4. Statistical analysis Statistical analysis will be performed by professional
statisticians who will not be involved in the study. All data will be input and
reviewed, and a statistical analysis report will be prepared.
Administration
1. Preservation of articular cartilage Cartilage tissue will be preserved and transported
in a 50 mL centrifuge tube containing 8 mL of tissue preservation solution, placed on a
test tube rack on top of an ice pack, at 4 °C under sterile conditions. Cartilage
tissue will be transferred to the Institute of Orthopedics at the Chinese PLA General
Hospital within 12 hours.
2. Chondrocyte culture and preservation Autologous chondrocytes will be cultured and
amplified in strict accordance with the standards and requirements of the National
Institutes for Food and Drug Control. All images and data will be recorded. Cartilage
seed cells will be frozen in liquid nitrogen.
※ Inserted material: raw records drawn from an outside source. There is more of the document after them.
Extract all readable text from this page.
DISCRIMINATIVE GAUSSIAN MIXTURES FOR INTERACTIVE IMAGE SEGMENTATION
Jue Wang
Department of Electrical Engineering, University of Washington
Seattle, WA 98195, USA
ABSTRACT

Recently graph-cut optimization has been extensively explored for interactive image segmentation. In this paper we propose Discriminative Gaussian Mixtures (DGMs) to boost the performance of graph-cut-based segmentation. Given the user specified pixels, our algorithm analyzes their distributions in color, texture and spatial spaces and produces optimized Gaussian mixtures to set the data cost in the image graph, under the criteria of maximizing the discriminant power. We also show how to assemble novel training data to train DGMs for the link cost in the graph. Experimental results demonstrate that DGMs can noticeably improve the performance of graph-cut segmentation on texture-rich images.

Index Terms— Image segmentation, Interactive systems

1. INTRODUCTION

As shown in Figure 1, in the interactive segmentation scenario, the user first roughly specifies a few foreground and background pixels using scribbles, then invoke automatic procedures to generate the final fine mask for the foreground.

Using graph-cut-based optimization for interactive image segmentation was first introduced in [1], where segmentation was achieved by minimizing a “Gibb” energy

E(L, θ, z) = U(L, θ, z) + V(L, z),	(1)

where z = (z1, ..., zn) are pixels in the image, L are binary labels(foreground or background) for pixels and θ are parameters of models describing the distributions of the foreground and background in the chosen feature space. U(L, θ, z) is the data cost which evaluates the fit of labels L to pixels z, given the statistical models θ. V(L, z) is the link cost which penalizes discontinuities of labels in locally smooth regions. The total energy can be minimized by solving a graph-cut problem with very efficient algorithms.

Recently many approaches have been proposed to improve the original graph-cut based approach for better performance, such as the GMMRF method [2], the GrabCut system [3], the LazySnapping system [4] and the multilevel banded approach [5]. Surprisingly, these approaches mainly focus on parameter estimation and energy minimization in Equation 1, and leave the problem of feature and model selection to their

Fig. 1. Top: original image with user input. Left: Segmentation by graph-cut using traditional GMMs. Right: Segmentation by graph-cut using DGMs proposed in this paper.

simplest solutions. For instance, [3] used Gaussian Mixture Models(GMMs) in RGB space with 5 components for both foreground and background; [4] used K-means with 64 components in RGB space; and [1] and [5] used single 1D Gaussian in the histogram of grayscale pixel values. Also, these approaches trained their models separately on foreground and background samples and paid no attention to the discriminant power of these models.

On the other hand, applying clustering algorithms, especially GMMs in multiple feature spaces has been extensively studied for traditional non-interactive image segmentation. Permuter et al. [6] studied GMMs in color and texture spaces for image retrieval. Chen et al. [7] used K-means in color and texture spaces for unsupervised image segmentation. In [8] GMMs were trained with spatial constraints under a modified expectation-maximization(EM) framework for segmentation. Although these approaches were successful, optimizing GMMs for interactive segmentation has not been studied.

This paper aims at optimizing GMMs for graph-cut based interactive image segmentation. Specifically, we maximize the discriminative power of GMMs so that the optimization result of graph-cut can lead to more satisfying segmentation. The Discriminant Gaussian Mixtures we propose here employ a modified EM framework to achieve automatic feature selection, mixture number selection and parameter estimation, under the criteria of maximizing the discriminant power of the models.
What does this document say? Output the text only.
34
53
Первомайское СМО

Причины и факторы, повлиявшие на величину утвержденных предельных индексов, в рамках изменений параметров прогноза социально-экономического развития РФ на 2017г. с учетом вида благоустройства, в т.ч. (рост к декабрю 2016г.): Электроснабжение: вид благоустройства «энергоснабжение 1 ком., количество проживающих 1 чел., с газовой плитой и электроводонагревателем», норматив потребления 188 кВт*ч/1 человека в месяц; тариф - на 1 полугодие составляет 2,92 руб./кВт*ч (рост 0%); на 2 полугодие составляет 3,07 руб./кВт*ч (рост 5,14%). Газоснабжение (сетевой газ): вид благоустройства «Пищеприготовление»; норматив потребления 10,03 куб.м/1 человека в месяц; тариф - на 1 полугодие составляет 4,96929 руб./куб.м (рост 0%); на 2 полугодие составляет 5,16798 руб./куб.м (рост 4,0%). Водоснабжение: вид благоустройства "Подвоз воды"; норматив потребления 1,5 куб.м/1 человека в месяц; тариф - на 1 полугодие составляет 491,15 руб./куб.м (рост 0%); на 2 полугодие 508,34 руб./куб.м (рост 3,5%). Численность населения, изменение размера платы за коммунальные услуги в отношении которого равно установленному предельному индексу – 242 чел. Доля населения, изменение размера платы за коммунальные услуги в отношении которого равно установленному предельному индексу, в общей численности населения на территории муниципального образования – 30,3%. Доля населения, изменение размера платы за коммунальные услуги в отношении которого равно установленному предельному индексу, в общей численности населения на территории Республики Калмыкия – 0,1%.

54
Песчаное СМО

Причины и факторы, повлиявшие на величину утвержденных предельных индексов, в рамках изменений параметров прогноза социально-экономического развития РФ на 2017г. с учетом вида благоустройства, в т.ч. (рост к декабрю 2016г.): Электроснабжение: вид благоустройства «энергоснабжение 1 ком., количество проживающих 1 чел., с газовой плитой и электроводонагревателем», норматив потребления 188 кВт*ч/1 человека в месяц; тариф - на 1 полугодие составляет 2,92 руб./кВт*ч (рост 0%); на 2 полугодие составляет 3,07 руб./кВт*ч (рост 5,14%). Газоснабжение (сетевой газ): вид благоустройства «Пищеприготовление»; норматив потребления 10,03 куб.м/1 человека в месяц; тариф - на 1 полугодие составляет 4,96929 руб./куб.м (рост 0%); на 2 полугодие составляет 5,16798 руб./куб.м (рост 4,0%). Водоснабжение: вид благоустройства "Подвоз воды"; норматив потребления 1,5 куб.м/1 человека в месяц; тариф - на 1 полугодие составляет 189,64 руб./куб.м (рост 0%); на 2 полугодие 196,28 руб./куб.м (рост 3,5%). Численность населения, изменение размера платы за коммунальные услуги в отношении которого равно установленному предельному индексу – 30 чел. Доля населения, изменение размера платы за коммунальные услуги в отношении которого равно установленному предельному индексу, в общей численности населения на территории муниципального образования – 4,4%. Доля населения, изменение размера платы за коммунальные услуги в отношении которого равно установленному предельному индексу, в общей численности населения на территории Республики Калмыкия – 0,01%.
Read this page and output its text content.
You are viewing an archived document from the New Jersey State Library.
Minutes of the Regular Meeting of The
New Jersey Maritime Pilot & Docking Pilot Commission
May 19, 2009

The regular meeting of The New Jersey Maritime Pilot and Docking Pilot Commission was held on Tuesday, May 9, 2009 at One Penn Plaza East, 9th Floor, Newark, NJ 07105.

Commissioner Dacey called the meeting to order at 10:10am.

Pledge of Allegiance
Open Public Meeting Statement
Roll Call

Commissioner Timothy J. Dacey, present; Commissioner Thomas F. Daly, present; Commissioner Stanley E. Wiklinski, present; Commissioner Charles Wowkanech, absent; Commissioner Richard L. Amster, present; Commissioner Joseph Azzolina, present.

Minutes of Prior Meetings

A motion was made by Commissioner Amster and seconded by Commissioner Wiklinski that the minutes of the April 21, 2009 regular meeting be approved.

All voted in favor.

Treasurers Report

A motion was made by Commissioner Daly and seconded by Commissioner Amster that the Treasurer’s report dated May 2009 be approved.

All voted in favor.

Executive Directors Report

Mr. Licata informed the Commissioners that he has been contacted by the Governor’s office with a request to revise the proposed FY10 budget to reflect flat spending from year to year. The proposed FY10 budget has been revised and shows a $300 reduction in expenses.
3. Data quality assurance (1) Researchers will fill in a case report form (CRF)
accurately. (2) Inspectors will regularly verify that all data recorded are correct and
complete, and that they are consistent with original records, and will be quickly
transferred to the data administrator. (3) The data administrator will further examine
CRF tables and return the form to the researchers. (4) Two data clerks will input
duplicate data into a computer database. (5) The two separate sets of data will be
compared by computer software, and modified according to the CRF. (6) Quality control:
5% of all case data will be randomly selected for manual checking. If the data error is
greater than 0.15%, all the data in the database will be manually checked.